Uccise la figlia di 19 giorni: condannata all’ergastolo, le riducono la pena a 19 anni, la sentenza in Scozia

Ha ucciso la sua bambina di 19 giorni in un attacco "violento e brutale" ed è stata condannata a 19 anni di carcere. L'infanticida è Nicole Blain, di 30 anni, che avrebbe commesso l'omicidio il 14 luglio 2023 a Greenock, una città della Scozia, uccidendo la piccola Thea Wilson.
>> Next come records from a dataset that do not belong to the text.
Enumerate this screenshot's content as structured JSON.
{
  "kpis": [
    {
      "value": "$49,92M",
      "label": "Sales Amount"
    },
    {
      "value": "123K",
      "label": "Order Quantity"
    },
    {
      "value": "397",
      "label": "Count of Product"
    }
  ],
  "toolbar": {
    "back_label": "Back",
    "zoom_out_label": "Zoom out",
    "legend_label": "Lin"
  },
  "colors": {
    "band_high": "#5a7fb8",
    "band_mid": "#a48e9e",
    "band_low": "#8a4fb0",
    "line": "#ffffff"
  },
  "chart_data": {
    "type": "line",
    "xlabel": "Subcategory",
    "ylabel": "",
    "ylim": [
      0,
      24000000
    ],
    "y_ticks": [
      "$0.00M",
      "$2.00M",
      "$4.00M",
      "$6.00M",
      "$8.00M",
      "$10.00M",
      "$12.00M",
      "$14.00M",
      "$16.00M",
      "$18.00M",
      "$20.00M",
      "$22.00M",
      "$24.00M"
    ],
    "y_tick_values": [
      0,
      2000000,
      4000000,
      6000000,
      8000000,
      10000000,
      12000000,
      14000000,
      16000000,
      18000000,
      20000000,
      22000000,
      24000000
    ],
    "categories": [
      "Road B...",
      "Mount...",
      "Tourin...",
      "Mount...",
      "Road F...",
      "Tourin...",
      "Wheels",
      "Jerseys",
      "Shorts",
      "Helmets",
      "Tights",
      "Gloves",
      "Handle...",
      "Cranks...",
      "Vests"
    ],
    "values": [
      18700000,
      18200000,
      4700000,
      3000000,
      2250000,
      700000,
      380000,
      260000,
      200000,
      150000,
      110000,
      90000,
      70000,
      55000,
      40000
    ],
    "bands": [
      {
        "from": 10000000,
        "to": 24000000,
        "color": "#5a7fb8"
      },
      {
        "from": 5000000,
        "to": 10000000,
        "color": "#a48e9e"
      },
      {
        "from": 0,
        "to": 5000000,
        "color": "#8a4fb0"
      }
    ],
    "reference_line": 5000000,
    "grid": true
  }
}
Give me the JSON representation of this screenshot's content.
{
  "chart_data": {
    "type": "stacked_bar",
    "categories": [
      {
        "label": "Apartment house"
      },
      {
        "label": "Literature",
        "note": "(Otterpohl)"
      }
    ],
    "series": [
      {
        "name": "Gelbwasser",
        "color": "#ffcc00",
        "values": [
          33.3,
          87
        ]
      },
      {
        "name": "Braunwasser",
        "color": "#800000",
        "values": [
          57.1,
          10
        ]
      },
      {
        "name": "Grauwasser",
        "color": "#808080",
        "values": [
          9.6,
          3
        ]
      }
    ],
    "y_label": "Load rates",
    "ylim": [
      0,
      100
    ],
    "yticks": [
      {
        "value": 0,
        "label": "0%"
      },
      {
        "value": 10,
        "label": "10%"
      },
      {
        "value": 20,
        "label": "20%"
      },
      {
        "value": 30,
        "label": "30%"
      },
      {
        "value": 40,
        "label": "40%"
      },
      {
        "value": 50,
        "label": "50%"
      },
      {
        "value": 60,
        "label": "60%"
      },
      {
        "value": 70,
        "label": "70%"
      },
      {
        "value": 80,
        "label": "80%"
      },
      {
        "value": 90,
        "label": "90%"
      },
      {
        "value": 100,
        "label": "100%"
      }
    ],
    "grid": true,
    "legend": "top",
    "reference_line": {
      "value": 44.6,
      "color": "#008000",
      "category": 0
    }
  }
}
La donna era stata condannata inizialmente all'ergastolo, poi la pena è stata ridotta a 19 anni di carcere. Le ferite riportate dalla piccola vittima suggerivano traumi da corpo contundente o scosse. Nicole Blain ha dichiarato durante il processo di aver trovato sua figlia sdraiata sul pavimento del suo appartamento di Greenock e ha sempre detto che la neonata era stata lasciata cadere da un altro bambino.
Thea fu trasportata al Royal Hospital for Children di Glasgow, dove morì di lì a poco per le ferite riportate.
Presso l'Alta Corte di Glasgow, il giudice Lord Scott ha respinto queste affermazioni, definendo "palesemente assurda" la sua testimonianza, e ha dichiarato che Blain aveva compiuto "violenza mortale e catastrofica" su Thea. Il giudice ha aggiunto che le affermazioni di Blain erano "un debole tentativo di sottrarsi alla responsabilità" dei suoi crimini.
In seguito alla condanna, la Detective Chief Inspector Laura Young ha affermato: "Questo è un caso tragico in cui una bambina ha perso la vita e Nicole Blain dovrà ora affrontare le conseguenze delle sue azioni. Vorrei ringraziare tutti gli agenti coinvolti, così come le nostre agenzie partner, per il lavoro svolto durante questa indagine."
Durante la lettura della sentenza decine di persone si sono riunite nel tribunale scozzese e al grido di "mostro" hanno accompagnato l'omicida mentre veniva portata in carcere.
Il suo avvocato Thomas Ross ha dichiarato che è già stato presentato ricorso contro la condanna e la sentenza.